More on this subject:
Loved reading The Single Supplement’s post this week about friendships through the ages, specifically about motherhood. Nicola writes, “Even those who couldn’t be happier to be single and childfree have to face up to the fact their friends’ lives are changing in ways theirs just aren’t. There is a period of adjustment. A shifting of the sands.
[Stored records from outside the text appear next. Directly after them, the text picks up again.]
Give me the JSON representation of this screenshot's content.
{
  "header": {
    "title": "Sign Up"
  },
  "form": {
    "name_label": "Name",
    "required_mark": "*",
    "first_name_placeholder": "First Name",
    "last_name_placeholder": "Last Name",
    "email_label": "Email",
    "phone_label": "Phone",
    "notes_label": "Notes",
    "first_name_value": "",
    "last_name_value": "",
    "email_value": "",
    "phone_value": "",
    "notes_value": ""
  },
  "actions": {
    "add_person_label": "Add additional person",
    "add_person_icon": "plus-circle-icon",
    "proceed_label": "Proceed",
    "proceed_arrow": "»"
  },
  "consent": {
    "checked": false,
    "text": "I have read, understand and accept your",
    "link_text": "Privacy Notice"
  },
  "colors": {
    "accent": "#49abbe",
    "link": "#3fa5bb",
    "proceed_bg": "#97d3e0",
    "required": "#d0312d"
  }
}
In some cases, a total vacuum.”
Another favorite newsletter of mine, Cruel Summer Book Club, wrote a post few weeks ago about the young moms she looks up to. Jillian writes, “Because of the young mothers in my life, I understand well that the time and space I have for self-examination and self-fulfillment is a privilege. I know that one day I will have pressing responsibilities to others, so I must relish the time I have all to myself now.”
I have no idea how this post from 2021 showed up on my Notes feed, sorry for potentially being a creep, but I had to follow as I love both Love Life and Sentimental in the City! Both have brought me to tears multiple times
Love this. So very many women have mothered me over the years, and I am indebted to them for their love and service to me. Thank you for writing this!